I didn't take pictures of the processes as they are self-explanatory but will list what they were. First was to shape the sandpipes and soft solder them to the trap bodies and then drill through the sand feed holes. These were then attached to the sandboxes which were temporarily fitted to the frames for the final shaping of the sandpipe to fit over the bogie mudguards and then around the wheel circumference, last job was to cut the pipe to length, Don states 5/16 above the rail, I'm a little closer, for now, I'll look at this again and their final shape once the model is sitting on rails, same goes for the steam sander pipes. I'll cover the valves in the next photo after this.
here's the other sandbox with its sandpipe pipe fitted but not fully shaped yet, it's also over-length, this I measured and cut once the sandbox was fitted to the frames. You can also see the valves, I have made these differently to Don's words although did note his comment latter, IIRC that it would be better to make them in two parts, or was it one? I forget...
His words make these in 3 parts, I have done them in two, the main body with the valve flange at the bottom in one piece and the shaft as a separate item. To join these I attached the valve and shaft to the sand trap so that the valve body was flush against the trap and held these together with a clamp, I then silver soldered the other end where the shaft exited the valve body. I have also used brass for the body instead of steel, only because I had no steel close to the required size. Whether this becomes a problem with wear in the future I'll just have to wait and see, they are easy to make. You can't see it in this picture but the valve flange has the required small hole drilled through it at the same PCD as the trap body. In operation, the valve rocks (twists) from side to side which opens and closes the feed hole allowing sand to drop through the hole, it's pipework and under the leading wheel. In addition to the drawing, I csk the top of the flange valve hole to allow easier passage for the sand to drop through into the feed hole below, I just used a small centre drill for this. The valve shafts are over-length, I'll cut these to size once the arms are fitted, the driver's side being longer for the control arm to fit too. On Gresley A1's the driver controls the sanders and the fireman controls the draincocks.
Last picture for tonight to show the other side, in this case, taken to show both gravity and steam sanders.
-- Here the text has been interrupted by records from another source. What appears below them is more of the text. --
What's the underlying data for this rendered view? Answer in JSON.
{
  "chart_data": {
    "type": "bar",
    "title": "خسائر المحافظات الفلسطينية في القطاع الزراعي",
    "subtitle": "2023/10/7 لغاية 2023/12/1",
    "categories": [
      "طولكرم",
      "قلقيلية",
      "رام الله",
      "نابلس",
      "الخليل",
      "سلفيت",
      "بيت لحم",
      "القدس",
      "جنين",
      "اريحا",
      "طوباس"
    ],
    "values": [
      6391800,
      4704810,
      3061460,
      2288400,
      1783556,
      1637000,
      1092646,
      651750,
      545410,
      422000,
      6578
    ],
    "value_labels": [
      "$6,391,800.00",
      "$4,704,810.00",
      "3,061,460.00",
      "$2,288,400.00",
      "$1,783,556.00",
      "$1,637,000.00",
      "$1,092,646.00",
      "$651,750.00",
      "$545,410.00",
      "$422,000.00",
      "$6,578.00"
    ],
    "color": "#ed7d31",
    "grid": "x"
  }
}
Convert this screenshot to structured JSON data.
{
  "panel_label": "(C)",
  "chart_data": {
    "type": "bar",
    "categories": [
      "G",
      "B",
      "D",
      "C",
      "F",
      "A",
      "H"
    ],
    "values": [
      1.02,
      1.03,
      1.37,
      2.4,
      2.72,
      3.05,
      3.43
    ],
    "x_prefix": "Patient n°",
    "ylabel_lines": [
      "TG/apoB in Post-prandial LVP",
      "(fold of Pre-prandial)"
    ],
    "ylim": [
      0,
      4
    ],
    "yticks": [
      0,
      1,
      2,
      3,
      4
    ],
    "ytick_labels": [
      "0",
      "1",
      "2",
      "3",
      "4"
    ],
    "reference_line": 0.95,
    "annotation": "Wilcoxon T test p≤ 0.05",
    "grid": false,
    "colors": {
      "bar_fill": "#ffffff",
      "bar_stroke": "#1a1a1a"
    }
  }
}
Tomorrow I'll make the 3 arms, synchronise the two sanders in closed positions and plot/drill through the valve shafts so that they open/close in unison. Once that's done I'll make the connecting rod that runs across the top of the frames to connect the two up and then do a quick test. I'll leave, for now, the much longer rods and pivot/arm that joins everything up with the control arm in the cab, yet another part to make. In general, one rod runs from the sander arm (driver's side) behind the leading and middle splashers to an arm that is pivoted between rear and middle splashers which then brings it out in front of the rear splasher and then behind the firebox cladding and into the cab, a fair bit of work to do here but will have to be left until much later.